The 10th-ranked Wolverines beat Illinois, 8-2, in the quarterfinals behind a complete game from junior left-hander Haylie Wagner and long home runs by senior first baseman Caitlin Blanchard and freshman third baseman Lindsay Montemarano.
Michigan, which lost to the Fighting Illini (7-17, 24-26) in the opener of a three-game set in April, allowed two early base runners courtesy of an error and an infield single. But before the Wolverines opening-game woes could reappear, Wagner collected herself to strike out the inning’s final batter and get out of the jam.

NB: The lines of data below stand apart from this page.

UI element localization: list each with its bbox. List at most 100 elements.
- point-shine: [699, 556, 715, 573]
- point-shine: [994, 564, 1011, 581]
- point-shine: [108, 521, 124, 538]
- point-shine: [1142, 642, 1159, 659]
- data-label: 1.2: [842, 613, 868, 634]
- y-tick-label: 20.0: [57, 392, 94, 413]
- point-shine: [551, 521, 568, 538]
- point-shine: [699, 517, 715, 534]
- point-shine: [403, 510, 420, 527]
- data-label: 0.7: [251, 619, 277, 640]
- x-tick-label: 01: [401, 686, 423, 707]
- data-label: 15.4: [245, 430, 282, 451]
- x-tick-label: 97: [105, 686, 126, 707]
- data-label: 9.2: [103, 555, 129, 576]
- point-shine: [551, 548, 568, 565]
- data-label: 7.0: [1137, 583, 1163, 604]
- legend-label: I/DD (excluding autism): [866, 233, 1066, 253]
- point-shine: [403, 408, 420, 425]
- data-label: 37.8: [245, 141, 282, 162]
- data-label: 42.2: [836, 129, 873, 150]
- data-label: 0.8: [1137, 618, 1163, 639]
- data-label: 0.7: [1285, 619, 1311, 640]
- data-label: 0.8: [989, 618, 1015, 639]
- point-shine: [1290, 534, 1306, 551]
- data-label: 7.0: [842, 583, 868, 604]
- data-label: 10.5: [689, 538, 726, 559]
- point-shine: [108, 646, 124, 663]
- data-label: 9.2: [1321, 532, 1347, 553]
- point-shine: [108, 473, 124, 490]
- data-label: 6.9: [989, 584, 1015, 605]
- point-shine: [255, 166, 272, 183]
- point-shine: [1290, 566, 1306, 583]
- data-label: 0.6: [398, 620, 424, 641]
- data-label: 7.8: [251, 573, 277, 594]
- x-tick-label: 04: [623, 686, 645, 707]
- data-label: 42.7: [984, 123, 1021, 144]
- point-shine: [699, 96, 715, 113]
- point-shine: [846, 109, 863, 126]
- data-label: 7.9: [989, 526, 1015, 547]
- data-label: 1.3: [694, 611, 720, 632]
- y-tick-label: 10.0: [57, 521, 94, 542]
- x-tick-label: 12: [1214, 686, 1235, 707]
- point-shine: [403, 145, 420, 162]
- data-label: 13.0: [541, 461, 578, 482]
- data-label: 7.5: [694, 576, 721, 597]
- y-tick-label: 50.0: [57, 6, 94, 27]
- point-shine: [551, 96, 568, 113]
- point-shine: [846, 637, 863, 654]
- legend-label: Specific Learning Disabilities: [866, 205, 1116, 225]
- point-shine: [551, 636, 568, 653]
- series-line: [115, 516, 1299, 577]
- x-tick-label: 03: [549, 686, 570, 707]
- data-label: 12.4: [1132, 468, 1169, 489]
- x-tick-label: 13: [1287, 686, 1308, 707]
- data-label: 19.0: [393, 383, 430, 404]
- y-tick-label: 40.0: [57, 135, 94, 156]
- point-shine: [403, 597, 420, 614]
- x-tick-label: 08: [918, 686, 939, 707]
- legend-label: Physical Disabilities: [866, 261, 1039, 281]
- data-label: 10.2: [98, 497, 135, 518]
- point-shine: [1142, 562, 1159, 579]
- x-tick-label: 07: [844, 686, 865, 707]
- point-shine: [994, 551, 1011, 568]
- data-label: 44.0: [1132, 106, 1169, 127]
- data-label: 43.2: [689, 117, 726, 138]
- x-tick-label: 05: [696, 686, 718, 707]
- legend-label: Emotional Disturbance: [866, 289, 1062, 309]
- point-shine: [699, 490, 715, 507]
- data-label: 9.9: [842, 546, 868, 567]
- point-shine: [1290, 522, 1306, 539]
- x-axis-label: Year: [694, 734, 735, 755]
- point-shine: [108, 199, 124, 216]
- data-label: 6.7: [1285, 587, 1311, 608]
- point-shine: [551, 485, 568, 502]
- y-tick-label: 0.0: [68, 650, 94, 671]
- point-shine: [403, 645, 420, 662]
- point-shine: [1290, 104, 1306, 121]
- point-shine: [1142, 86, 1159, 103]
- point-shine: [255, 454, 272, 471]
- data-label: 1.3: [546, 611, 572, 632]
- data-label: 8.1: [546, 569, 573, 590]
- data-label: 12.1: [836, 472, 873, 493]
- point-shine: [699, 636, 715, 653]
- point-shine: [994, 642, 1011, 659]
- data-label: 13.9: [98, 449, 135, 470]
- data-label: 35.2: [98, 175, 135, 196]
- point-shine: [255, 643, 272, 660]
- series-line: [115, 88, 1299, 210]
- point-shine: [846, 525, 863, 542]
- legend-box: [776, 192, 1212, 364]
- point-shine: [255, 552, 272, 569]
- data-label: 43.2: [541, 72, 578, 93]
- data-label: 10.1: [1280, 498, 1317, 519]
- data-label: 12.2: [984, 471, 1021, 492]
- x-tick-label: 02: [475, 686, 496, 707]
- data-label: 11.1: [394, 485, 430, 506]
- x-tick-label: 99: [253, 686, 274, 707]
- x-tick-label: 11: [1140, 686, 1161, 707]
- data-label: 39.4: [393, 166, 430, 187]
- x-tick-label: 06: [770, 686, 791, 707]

The week’s chatter from Michigan — which lost its first series of the season to Wisconsin last weekend — revolved around finding their fire and not trying to do too much. The optimistic talk didn’t prevent a few first-inning hiccups, though, as sophomore shortstop Sierra Romero committed a throwing error on the game’s first at-bat, and senior outfielders Lyndsay Doyle and Nicole Sappingfield both struck out to begin the contest.
Soon though, the Wolverines hit their stride.
With two outs in the bottom of the second, junior catcher Lauren Sweet doubled down the right-field line before Montemarano sent the next pitch high over the scoreboard in left to give Michigan a 2-0 lead.
In the top of the third inning, despite the fact that Wagner induced plenty of ground balls, Illinois scored a run off a string of bad bounces against the Wolverines.
With one on and one out, freshman second baseman Abby Ramirez fielded a grounder, but didn’t have a clean play at first or second, allowing another runner to reach. On the next at bat, a well-hit ball up the middle looked like it would be good for at least a force out at second, but instead hopped over the bag, loading the bases.
Sophomore left fielder Sierra Lawrence made a head-first play on the ball, but her dive allowed a runner to tag up and score from third.
Wagner got out of the inning, but Illinois would not go quietly just yet.
“Haylie had to stay strong and just do her part,” Hutchins said. “She had done her part and it hadn’t worked, but we hung in there. That’s tough softball.”
In the top of the fifth, it took a spectacular running play from Romero to snag a liner and a perfect throw from Sweet to oust a would-be base stealer to keep Michigan ahead.
Wagner, who led the Big Ten in ERA during the regular season, allowed a base runner in each of the first five innings, but ultimately looked in command in the circle.
“I just came out with a lot of confidence,” Wagner said. “I was just focused on Lauren Sweet and I and the K zone.”
The defensive rally in the top of the fifth seemed to inspire the offense in the bottom of the inning. With Doyle and Sappingfield already on base, the Fighting Illini intentionally walked Romero to face Blanchard.
Up to that point this season, all six times Romero had been intentionally walked, Blanchard had followed with an RBI. Blanchard put an exclamation point on that statistic by driving the first pitch over the fence in right field for a grand slam.
“It was kind of just ‘see-ball, hit-ball,’ Blanchard said.
That bomb appeared to break Illinois’ spirit, which was set down in order in the top of the sixth and then fell flat in the bottom half as Michigan tacked on two more.
While some of the top opponents remain in the Wolverines’ way to a tournament title, Friday’s win could prove key in their postseason run. They rolled with the Fighting Illini’s punches and then hit back harder, making sure there wasn’t another upset Friday.